Saya sendiri seharian hanya duduk mengutak-atik laptop saya berusaha menyelesaikan beberapa tugas akhir semester, ketika di luar sana jutaan Muslim Indonesia sedang ramai mengikuti #AksiSuperDamai212 yang dilakukan di Jakarta. Sedangkan sebagian yang lain juga turut meramaikan aksi ini lewat tulisan-tulisan, opini-opini, juga dukungan-dukungannya di berbagai media sosial. Saya memang sedikit sekali tahu tentang kejadian di luar sana yang begitu cepat, tentang kasus penistaan agama, tentang aksi yang digelar untuk menuntut sang pelaku, dan lain-lain, karena saya memang jarang sekali mengikuti perkembangan berita. Perkembangan media saat ini semakin canggih sehingga setiap orang dapat mengutarakan pemikirannya untuk dibaca dan juga untuk memberikan pengaruh kepada orang lain. Kemudian bermunculan golongan-golongan orang. Golongan yang setuju dengan satu pemikiran ketika menanggapi suatu pemberitaan akan membela keyakinannya mati-matian dengan menjabarkan panjang lebar opininya (yang lazimnya disertai pendukung-pendukung yang menguatkan) untuk memperteguhkan keyakinannya tersebut. Golongan yang lain pun tidak mau kalah, selalu berusaha membuktikan bahwa yang diyakini pun juga benar. Sebagai pembaca atau pengamat, jika ingin mengikuti perkembangan berita dituntut untuk mampu memilah sumber yang dapat dipercaya dari berbagai informasi yang berserakan di media untuk selanjutnya menentukan sikap terhadap suatu pemberitaan. Sedapat mungkin sikap kepada suatu golongan terbentuk bukan karena berdasarkan kepentingan diri yang mengakibatkan pemberitaan tersebut hanyut tak berujung. 

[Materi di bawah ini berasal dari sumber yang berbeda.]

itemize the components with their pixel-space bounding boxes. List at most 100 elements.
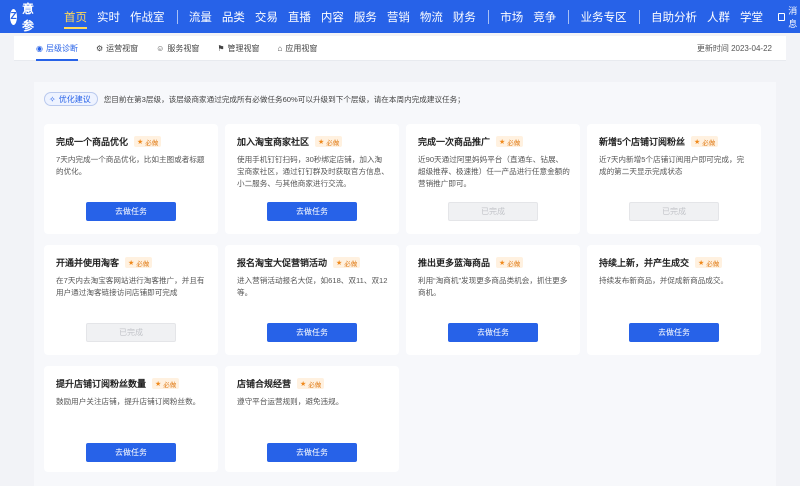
nav-item-logistics[interactable]: 物流 bbox=[420, 0, 443, 33]
task-card: 报名淘宝大促营销活动 ★ 必做 进入营销活动报名大促，如618、双11、双12等。 … bbox=[225, 245, 399, 355]
task-desc: 近7天内新增5个店铺订阅用户即可完成，完成的第二天显示完成状态 bbox=[599, 155, 745, 177]
star-icon: ★ bbox=[336, 259, 343, 267]
task-title: 店铺合规经营 bbox=[237, 379, 292, 389]
management-icon: ⚑ bbox=[217, 43, 225, 53]
tab-management-view[interactable]: ⚑ 管理视窗 bbox=[217, 36, 259, 61]
task-title: 推出更多蓝海商品 bbox=[418, 258, 491, 268]
tab-label: 管理视窗 bbox=[227, 43, 260, 53]
task-title: 开通并使用淘客 bbox=[56, 258, 120, 268]
task-card: 提升店铺订阅粉丝数量 ★ 必做 鼓励用户关注店铺，提升店铺订阅粉丝数。 去做任务 bbox=[44, 366, 218, 472]
star-icon: ★ bbox=[300, 380, 307, 388]
nav-item-service[interactable]: 服务 bbox=[354, 0, 377, 33]
task-card: 持续上新，并产生成交 ★ 必做 持续发布新商品，并促成新商品成交。 去做任务 bbox=[587, 245, 761, 355]
task-desc: 持续发布新商品，并促成新商品成交。 bbox=[599, 276, 729, 285]
nav-item-school[interactable]: 学堂 bbox=[740, 0, 763, 33]
go-task-button[interactable]: 去做任务 bbox=[86, 202, 176, 221]
task-title: 新增5个店铺订阅粉丝 bbox=[599, 137, 686, 147]
task-card: 新增5个店铺订阅粉丝 ★ 必做 近7天内新增5个店铺订阅用户即可完成，完成的第二天显… bbox=[587, 124, 761, 234]
star-icon: ★ bbox=[155, 380, 162, 388]
sub-tab-bar: ◉ 层级诊断 ⚙ 运营视窗 ☺ 服务视窗 ⚑ 管理视窗 ⌂ 应用视窗 更新时间 … bbox=[14, 36, 786, 61]
message-label: 消息 bbox=[788, 5, 798, 29]
required-badge: ★ 必做 bbox=[297, 378, 325, 389]
tab-operation-view[interactable]: ⚙ 运营视窗 bbox=[96, 36, 138, 61]
go-task-button[interactable]: 去做任务 bbox=[267, 202, 357, 221]
service-icon: ☺ bbox=[156, 43, 165, 53]
diagnosis-icon: ◉ bbox=[36, 43, 43, 53]
task-title: 报名淘宝大促营销活动 bbox=[237, 258, 328, 268]
task-title: 完成一次商品推广 bbox=[418, 137, 491, 147]
required-badge: ★ 必做 bbox=[691, 136, 719, 147]
star-icon: ★ bbox=[499, 259, 506, 267]
nav-item-live[interactable]: 直播 bbox=[288, 0, 311, 33]
optimization-tip: ✧ 优化建议 您目前在第3层级，该层级商家通过完成所有必做任务60%可以升级到下… bbox=[44, 92, 465, 106]
tab-level-diagnosis[interactable]: ◉ 层级诊断 bbox=[36, 36, 78, 61]
required-badge: ★ 必做 bbox=[134, 136, 162, 147]
go-task-button[interactable]: 去做任务 bbox=[267, 323, 357, 342]
completed-button: 已完成 bbox=[86, 323, 176, 342]
nav-item-warroom[interactable]: 作战室 bbox=[130, 0, 165, 33]
nav-item-competition[interactable]: 竞争 bbox=[533, 0, 556, 33]
required-badge: ★ 必做 bbox=[695, 257, 723, 268]
task-title: 持续上新，并产生成交 bbox=[599, 258, 690, 268]
tab-label: 服务视窗 bbox=[167, 43, 200, 53]
task-desc: 近90天通过阿里妈妈平台（直通车、钻展、超级推荐、极速推）任一产品进行任意金额的… bbox=[418, 155, 570, 189]
required-badge: ★ 必做 bbox=[125, 257, 153, 268]
task-desc: 7天内完成一个商品优化，比如主图或者标题的优化。 bbox=[56, 155, 205, 177]
task-desc: 利用“淘商机”发现更多商品类机会，抓住更多商机。 bbox=[418, 276, 568, 298]
required-badge: ★ 必做 bbox=[315, 136, 343, 147]
task-title: 提升店铺订阅粉丝数量 bbox=[56, 379, 147, 389]
nav-item-market[interactable]: 市场 bbox=[500, 0, 523, 33]
task-desc: 鼓励用户关注店铺，提升店铺订阅粉丝数。 bbox=[56, 397, 201, 406]
nav-item-crowd[interactable]: 人群 bbox=[707, 0, 730, 33]
tip-badge: ✧ 优化建议 bbox=[44, 92, 98, 106]
bulb-icon: ✧ bbox=[49, 94, 56, 104]
task-desc: 进入营销活动报名大促，如618、双11、双12等。 bbox=[237, 276, 388, 298]
nav-item-trade[interactable]: 交易 bbox=[255, 0, 278, 33]
nav-item-business-zone[interactable]: 业务专区 bbox=[581, 0, 627, 33]
nav-item-traffic[interactable]: 流量 bbox=[189, 0, 212, 33]
top-nav: Z 生意参谋 首页 实时 作战室 流量 品类 交易 直播 内容 服务 营销 物流… bbox=[0, 0, 800, 50]
task-desc: 使用手机钉钉扫码，30秒绑定店铺，加入淘宝商家社区，通过钉钉群及时获取官方信息、… bbox=[237, 155, 389, 189]
tab-application-view[interactable]: ⌂ 应用视窗 bbox=[278, 36, 318, 61]
star-icon: ★ bbox=[499, 138, 506, 146]
nav-item-home[interactable]: 首页 bbox=[64, 0, 88, 33]
star-icon: ★ bbox=[694, 138, 701, 146]
nav-item-marketing[interactable]: 营销 bbox=[387, 0, 410, 33]
operation-icon: ⚙ bbox=[95, 43, 104, 53]
go-task-button[interactable]: 去做任务 bbox=[267, 443, 357, 462]
nav-item-content[interactable]: 内容 bbox=[321, 0, 344, 33]
nav-item-category[interactable]: 品类 bbox=[222, 0, 245, 33]
star-icon: ★ bbox=[318, 138, 325, 146]
star-icon: ★ bbox=[128, 259, 135, 267]
application-icon: ⌂ bbox=[277, 43, 283, 53]
nav-item-realtime[interactable]: 实时 bbox=[97, 0, 120, 33]
tab-service-view[interactable]: ☺ 服务视窗 bbox=[156, 36, 199, 61]
required-badge: ★ 必做 bbox=[496, 136, 524, 147]
completed-button: 已完成 bbox=[629, 202, 719, 221]
tip-text: 您目前在第3层级，该层级商家通过完成所有必做任务60%可以升级到下个层级，请在本… bbox=[103, 94, 465, 104]
completed-button: 已完成 bbox=[448, 202, 538, 221]
update-time: 更新时间 2023-04-22 bbox=[696, 43, 772, 53]
go-task-button[interactable]: 去做任务 bbox=[448, 323, 538, 342]
task-card: 店铺合规经营 ★ 必做 遵守平台运营规则，避免违规。 去做任务 bbox=[225, 366, 399, 472]
go-task-button[interactable]: 去做任务 bbox=[629, 323, 719, 342]
tab-label: 运营视窗 bbox=[106, 43, 139, 53]
star-icon: ★ bbox=[698, 259, 705, 267]
required-badge: ★ 必做 bbox=[333, 257, 361, 268]
task-title: 完成一个商品优化 bbox=[56, 137, 129, 147]
task-card: 完成一次商品推广 ★ 必做 近90天通过阿里妈妈平台（直通车、钻展、超级推荐、极速推… bbox=[406, 124, 580, 234]
logo-icon: Z bbox=[10, 8, 17, 25]
nav-item-self-analysis[interactable]: 自助分析 bbox=[651, 0, 697, 33]
tab-label: 应用视窗 bbox=[285, 43, 318, 53]
tip-badge-label: 优化建议 bbox=[58, 94, 91, 104]
mail-icon bbox=[777, 12, 786, 21]
go-task-button[interactable]: 去做任务 bbox=[86, 443, 176, 462]
message-button[interactable]: 消息 bbox=[777, 4, 800, 30]
required-badge: ★ 必做 bbox=[152, 378, 180, 389]
tab-label: 层级诊断 bbox=[45, 43, 78, 53]
nav-item-finance[interactable]: 财务 bbox=[453, 0, 476, 33]
required-badge: ★ 必做 bbox=[496, 257, 524, 268]
task-card: 推出更多蓝海商品 ★ 必做 利用“淘商机”发现更多商品类机会，抓住更多商机。 去做任… bbox=[406, 245, 580, 355]
task-card: 加入淘宝商家社区 ★ 必做 使用手机钉钉扫码，30秒绑定店铺，加入淘宝商家社区，通过… bbox=[225, 124, 399, 234]
task-title: 加入淘宝商家社区 bbox=[237, 137, 310, 147]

Saya sendiri, seperti yang saya sampaikan di awal, tengah sibuk menyelesaikan tugas akhir semester. Bukan berarti saya sebagai Muslim tidak peduli dengan masalah yang berkaitan dengan kepercayaan saya itu. Jika ditanya bersediakah jika agama saya dinistakan, tentu saya menjawab tidak. Namun saya juga hanya manusia (dan mahasiswa) biasa yang sedapat mungkin berusaha agar perkuliahan selama satu semester ini tidak berakhir dengan sesuatu yang tidak diinginkan. Saya memang tidak dapat ikut berpartisipasi langsung. Yang dapat saya lakukan adalah mendoakan semoga Allah merahmati mereka-mereka yang berupaya menegakkan kebenaran-Nya. Terlepas dari isu bahwa terdapat beberapa pihak yang menyelipkan kepentingannya di dalamnya, dan jika memang benar demikian (menurut sumber yang saya terima pagi tadi), saya meyakini (dan semoga) Allah tidak akan sia-siakan yang lainnya, orang-orang yang memiliki niat baik dalam dirinya, yang berada di antara ribuan umat tersebut.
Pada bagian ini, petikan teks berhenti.